Site information
- Type: Military airfield

Location
- Coordinates: 51°11′55″N 010°01′27″E﻿ / ﻿51.19861°N 10.02417°E

Site history
- Built: 1937
- Built by: Luftwaffe
- In use: 1937-1945 (Luftwaffe) 1945-1946 (United States Army Air Forces)

= Eschwege Airfield =

Eschwege Airfield is a former military airfield located in Germany in the northwest part of Eschwege (Hessen); approximately 170 miles southwest of Berlin.

Fliegerhorst Eschwege was used during World War II by the German Luftwaffe as a transport and support airfield. It was seized in early April 1945 by the United States Army and used as a Ninth Air Force combat airfield until the end of the war in Europe. It was closed in January 1946 and was used as a displaced persons camp until 1949.

The airfield/camp was subsequently dismantled and the facility redeveloped into an industrial area.

==History==
Eschwege was opened as a Luftwaffe airfield in 1937 as a Junkers Ju 52 transport airfield, with Kampfgeschwader 25 (KG 25) being formed at the airfield in April 1937. The airfield was used as a transport and support airfield throughout World War II, with numerous Luftwaffe ground units being formed there and then moved to combat assignments elsewhere.

The airfield was captured by United States Army forces in early April 1945. The IX Engineering Command 825th Engineering Aviation Brigade moved in about 6 April and cleared mines and other wreckage from the field, declaring it operationally ready for Allied combat aircraft on 7 April.

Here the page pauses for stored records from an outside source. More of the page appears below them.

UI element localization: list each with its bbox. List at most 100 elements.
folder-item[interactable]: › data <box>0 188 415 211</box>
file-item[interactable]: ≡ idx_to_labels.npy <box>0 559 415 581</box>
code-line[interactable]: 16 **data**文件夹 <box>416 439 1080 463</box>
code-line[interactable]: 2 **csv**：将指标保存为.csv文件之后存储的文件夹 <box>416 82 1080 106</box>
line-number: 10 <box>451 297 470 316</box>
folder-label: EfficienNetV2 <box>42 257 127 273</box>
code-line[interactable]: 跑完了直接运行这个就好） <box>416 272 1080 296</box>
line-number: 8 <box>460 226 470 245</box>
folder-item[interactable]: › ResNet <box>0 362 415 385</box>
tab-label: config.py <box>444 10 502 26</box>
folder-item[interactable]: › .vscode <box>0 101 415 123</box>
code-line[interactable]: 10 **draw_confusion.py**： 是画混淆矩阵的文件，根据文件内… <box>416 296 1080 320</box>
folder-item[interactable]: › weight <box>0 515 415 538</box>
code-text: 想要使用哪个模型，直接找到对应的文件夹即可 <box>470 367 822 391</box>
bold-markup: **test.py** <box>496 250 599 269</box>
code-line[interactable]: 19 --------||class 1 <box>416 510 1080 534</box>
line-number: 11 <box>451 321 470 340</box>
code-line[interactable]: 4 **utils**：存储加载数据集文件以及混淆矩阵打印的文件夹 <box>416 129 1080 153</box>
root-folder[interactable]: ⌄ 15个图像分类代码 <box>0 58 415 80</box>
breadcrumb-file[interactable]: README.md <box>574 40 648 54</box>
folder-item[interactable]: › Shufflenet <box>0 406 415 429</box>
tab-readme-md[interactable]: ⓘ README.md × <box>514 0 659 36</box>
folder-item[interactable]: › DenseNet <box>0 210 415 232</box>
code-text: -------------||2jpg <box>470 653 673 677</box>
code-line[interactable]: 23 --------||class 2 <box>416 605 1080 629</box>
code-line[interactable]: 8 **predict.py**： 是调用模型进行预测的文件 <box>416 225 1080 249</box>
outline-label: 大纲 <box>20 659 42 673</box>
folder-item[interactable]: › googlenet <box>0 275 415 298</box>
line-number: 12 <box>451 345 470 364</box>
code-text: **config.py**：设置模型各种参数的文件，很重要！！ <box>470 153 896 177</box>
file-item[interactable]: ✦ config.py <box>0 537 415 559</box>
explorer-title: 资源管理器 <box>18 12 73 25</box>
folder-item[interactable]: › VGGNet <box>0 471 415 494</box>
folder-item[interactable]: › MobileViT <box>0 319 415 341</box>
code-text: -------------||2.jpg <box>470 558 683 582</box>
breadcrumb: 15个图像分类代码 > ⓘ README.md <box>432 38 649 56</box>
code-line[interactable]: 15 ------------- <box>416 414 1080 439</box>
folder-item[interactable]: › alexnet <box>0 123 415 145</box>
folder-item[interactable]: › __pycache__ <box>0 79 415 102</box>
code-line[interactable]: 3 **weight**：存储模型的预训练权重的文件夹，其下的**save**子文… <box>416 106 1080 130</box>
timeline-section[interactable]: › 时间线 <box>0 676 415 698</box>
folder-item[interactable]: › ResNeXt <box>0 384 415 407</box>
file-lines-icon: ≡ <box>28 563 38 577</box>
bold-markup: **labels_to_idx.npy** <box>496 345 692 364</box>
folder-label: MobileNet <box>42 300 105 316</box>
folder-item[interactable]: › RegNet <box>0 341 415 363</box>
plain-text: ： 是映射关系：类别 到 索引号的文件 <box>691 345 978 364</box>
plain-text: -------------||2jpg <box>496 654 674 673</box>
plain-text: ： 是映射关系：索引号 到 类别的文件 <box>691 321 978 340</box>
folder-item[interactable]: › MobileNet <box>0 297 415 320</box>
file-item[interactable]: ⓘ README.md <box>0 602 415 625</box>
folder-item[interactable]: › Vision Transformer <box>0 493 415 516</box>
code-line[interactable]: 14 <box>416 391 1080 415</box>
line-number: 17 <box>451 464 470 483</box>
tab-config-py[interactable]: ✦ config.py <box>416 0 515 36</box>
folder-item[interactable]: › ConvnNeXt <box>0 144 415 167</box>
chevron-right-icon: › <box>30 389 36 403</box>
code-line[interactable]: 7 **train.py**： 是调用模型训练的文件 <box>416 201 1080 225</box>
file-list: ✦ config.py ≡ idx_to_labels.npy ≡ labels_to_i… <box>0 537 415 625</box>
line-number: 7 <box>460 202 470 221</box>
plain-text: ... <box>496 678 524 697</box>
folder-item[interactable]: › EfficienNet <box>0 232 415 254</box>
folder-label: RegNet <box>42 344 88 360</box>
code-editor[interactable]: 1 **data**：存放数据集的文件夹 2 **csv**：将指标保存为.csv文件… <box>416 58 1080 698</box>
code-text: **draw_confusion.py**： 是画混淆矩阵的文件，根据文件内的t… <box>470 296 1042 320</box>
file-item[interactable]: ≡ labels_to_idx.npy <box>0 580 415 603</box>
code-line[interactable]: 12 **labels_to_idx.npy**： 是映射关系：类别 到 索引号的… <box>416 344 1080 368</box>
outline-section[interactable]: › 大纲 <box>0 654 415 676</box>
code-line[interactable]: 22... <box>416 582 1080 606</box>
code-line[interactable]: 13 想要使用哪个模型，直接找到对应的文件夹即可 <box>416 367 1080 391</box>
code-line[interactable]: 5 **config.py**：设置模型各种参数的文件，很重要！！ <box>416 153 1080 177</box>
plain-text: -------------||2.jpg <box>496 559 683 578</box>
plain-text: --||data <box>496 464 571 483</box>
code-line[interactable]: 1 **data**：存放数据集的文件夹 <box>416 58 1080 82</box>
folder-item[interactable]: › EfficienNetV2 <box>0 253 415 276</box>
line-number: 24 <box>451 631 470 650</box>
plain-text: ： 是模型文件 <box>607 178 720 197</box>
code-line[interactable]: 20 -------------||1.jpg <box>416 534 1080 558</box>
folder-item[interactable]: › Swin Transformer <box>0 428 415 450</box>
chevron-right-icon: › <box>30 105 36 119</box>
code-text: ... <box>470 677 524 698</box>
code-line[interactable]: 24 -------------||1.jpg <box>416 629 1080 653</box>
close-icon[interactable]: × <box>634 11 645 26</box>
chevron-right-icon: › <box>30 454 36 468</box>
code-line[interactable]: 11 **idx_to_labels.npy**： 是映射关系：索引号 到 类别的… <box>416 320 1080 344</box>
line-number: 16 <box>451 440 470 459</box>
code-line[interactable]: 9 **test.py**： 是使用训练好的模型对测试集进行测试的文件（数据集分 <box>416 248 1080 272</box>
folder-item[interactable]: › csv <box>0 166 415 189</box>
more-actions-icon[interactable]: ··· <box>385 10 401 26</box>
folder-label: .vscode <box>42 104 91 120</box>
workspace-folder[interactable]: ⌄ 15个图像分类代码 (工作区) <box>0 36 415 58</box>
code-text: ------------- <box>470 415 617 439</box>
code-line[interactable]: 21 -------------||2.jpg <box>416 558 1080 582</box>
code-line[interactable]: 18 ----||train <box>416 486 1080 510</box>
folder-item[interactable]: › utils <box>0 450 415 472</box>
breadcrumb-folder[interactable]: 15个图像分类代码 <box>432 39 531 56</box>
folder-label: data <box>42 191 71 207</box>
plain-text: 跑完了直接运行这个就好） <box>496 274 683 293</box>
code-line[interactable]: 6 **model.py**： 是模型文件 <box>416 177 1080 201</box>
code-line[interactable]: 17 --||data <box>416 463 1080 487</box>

It was designated as Advanced Landing Ground "R-11 Eschwege". The Ninth Air Force 67th Tactical Reconnaissance Group moved in on 10 April and remained until July, flying photo-reconnaissance missions from the airfield using a variety of aircraft.

After the end of the war, the airfield was turned over to Air Technical Service Command, and became a facility for the scrapping of captured Luftwaffe aircraft and other German military equipment. It was closed at the end of 1945.

It became a displaced persons (DP) camp in January 1946, housing approximately 1,770 Jews at the time of its opening. At its peak, on October 19, 1946, Eschwege housed roughly 3,355 Jews. The camp closed on April 26, 1949.

Today the site is an industrial area, with some of the original structures still remaining.